Les Finances Publiques à Madagascar : Une Gestion Défaillante et des Pertes Estimées à Plus de 3 800 Milliards d'Ariary
Le rapport public 2025 de la Cour des Comptes de Madagascar a été dévoilé en mars 2026, mais l’ampleur de ses conclusions continue de secouer l’opinion publique. Alors que des chiffres de pertes financières circulent largement dans les médias, ce rapport met en lumière des dysfonctionnements alarmants dans la gestion des fonds publics. Bien que l’on parle de 3 811 milliards d’ariary perdus ou détournés, il est essentiel de décortiquer ces montants et de comprendre les implications réelles pour l’économie malgache.
Un Constat Accablant de la Cour des Comptes
La Cour des Comptes a audité plusieurs secteurs publics et ministères, révélant des failles structurelles et des irrégularités qui plombent la gestion des ressources nationales. Parmi les secteurs clés concernés figurent l’éducation, la santé, l’exploitation minière, et les finances publiques. L’un des plus gros constats réside dans la mauvaise application des procédures de recouvrement des ristournes minières. Les pertes dues à la non-cession des devises, notamment dans le secteur aurifère, sont estimées à 1 125 milliards d’ariary, un gouffre qui ne fait qu’empirer.
Des Pratiques Défaillantes et un Manque de Gouvernance
Les exportations minières non rapatriées ou mal déclarées sont une autre source majeure de pertes pour les finances publiques. Le rapport relève que, de 2017 à 2025, des devises d’or non rapatriées s’élèvent à plus de 1 206 milliards d’ariary. Ce montant s’ajoute à celui des pierres précieuses et d'autres produits miniers, qui viennent accentuer une situation déjà complexe. En d’autres termes, des milliards sont laissés hors des circuits financiers officiels, à cause de pratiques opaques dans la gestion des exportations et de l’inefficacité des contrôles.
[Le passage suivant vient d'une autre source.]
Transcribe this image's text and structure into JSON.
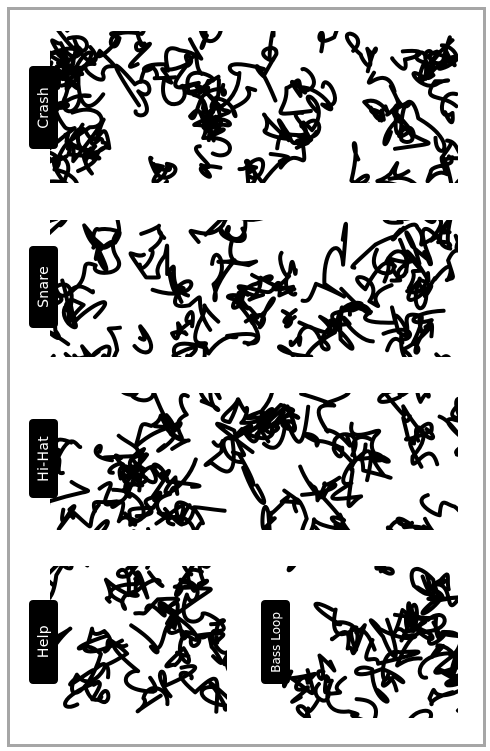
{
  "pads": [
    {
      "id": "crash",
      "label": "Crash",
      "seed": 11
    },
    {
      "id": "snare",
      "label": "Snare",
      "seed": 23
    },
    {
      "id": "hi-hat",
      "label": "Hi-Hat",
      "seed": 37
    },
    {
      "id": "help",
      "label": "Help",
      "seed": 53
    },
    {
      "id": "bass-loop",
      "label": "Bass Loop",
      "seed": 71
    }
  ],
  "colors": {
    "frame": "#a6a6a6",
    "tab": "#000000",
    "tab_text": "#ffffff",
    "pattern": "#000000"
  }
}
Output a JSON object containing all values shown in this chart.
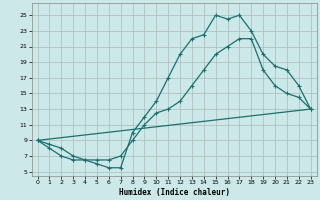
{
  "xlabel": "Humidex (Indice chaleur)",
  "bg_color": "#cce8e8",
  "line_color": "#1a7070",
  "xlim": [
    -0.5,
    23.5
  ],
  "ylim": [
    4.5,
    26.5
  ],
  "xticks": [
    0,
    1,
    2,
    3,
    4,
    5,
    6,
    7,
    8,
    9,
    10,
    11,
    12,
    13,
    14,
    15,
    16,
    17,
    18,
    19,
    20,
    21,
    22,
    23
  ],
  "yticks": [
    5,
    7,
    9,
    11,
    13,
    15,
    17,
    19,
    21,
    23,
    25
  ],
  "line1_x": [
    0,
    1,
    2,
    3,
    4,
    5,
    6,
    7,
    8,
    9,
    10,
    11,
    12,
    13,
    14,
    15,
    16,
    17,
    18,
    19,
    20,
    21,
    22,
    23
  ],
  "line1_y": [
    9,
    8,
    7,
    6.5,
    6.5,
    6,
    5.5,
    5.5,
    10,
    12,
    14,
    17,
    20,
    22,
    22.5,
    25,
    24.5,
    25,
    23,
    20,
    18.5,
    18,
    16,
    13
  ],
  "line2_x": [
    0,
    1,
    2,
    3,
    4,
    5,
    6,
    7,
    8,
    9,
    10,
    11,
    12,
    13,
    14,
    15,
    16,
    17,
    18,
    19,
    20,
    21,
    22,
    23
  ],
  "line2_y": [
    9,
    8.5,
    8,
    7,
    6.5,
    6.5,
    6.5,
    7,
    9,
    11,
    12.5,
    13,
    14,
    16,
    18,
    20,
    21,
    22,
    22,
    18,
    16,
    15,
    14.5,
    13
  ],
  "line3_x": [
    0,
    23
  ],
  "line3_y": [
    9,
    13
  ]
}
Une Situation Critique pour les Collectivités Locales : Le Cas de Toamasina
Le rapport met aussi en évidence des dysfonctionnements au niveau des communes. À Toamasina, la gestion de la masse salariale représente un cas à part entière. Le déficit budgétaire chronique est alimenté par une masse salariale trop élevée, qui représente plus du double des recettes annuelles de la commune. Ce déséquilibre financier met en péril la stabilité économique de la région et risque de se répercuter sur les services publics locaux. Le rapport appelle à une réduction des effectifs et à un meilleur pilotage des ressources humaines.
Les Montants en Question : 3 811 Milliards d'Ariary, Détournés ou Non Récupérés ?
Il convient de clarifier ce chiffre. Les médias ont largement relayé le chiffre de 3 811 milliards d’ariary, souvent associé à des détournements ou à des pertes. Cependant, le rapport de la Cour des Comptes ne présente pas cette somme sous forme d’un total de détournements directs, mais plutôt comme un ensemble de manques à gagner, de recettes non recouvrées et d’irrégularités de gestion dans différents secteurs. En résumé, ce chiffre représente une agrégation de pertes économiques dues à une mauvaise gestion, et non un vol ou détournement pur et simple.
Quelles Perspectives pour l'Avenir ?
Malgré ces constats alarmants, le rapport de la Cour des Comptes offre aussi des recommandations claires pour améliorer la gouvernance et renforcer la transparence dans la gestion des finances publiques. Parmi ces recommandations :
- La révision des procédures de recouvrement, notamment dans les secteurs miniers et les collectivités locales.
- La mise en place de mécanismes de contrôle plus rigoureux pour éviter le gaspillage des fonds publics.
- Une meilleure gestion de la masse salariale dans les communes et des réformes administratives pour limiter les dépenses.
Si ces recommandations sont suivies, elles pourraient permettre à Madagascar de redresser sa gestion financière et d’éviter de nouvelles pertes colossales dans les années à venir.
Un Appel à l'Action
L’ampleur des dysfonctionnements révélés par la Cour des Comptes ne doit pas être sous-estimée. Bien que les chiffres de 3 811 milliards aient circulé dans les médias, ils ne doivent pas masquer l’essentiel : un manque flagrant de gouvernance, de transparence et d’efficacité dans la gestion des finances publiques. Il est grand temps pour les autorités malgaches de mettre en œuvre des réformes structurelles pour limiter les pertes et garantir une gestion plus saine des ressources de l'État.
Pour un suivi plus détaillé et des recommandations pratiques, le rapport complet est disponible sur le site officiel de la Cour des Comptes de Madagascar.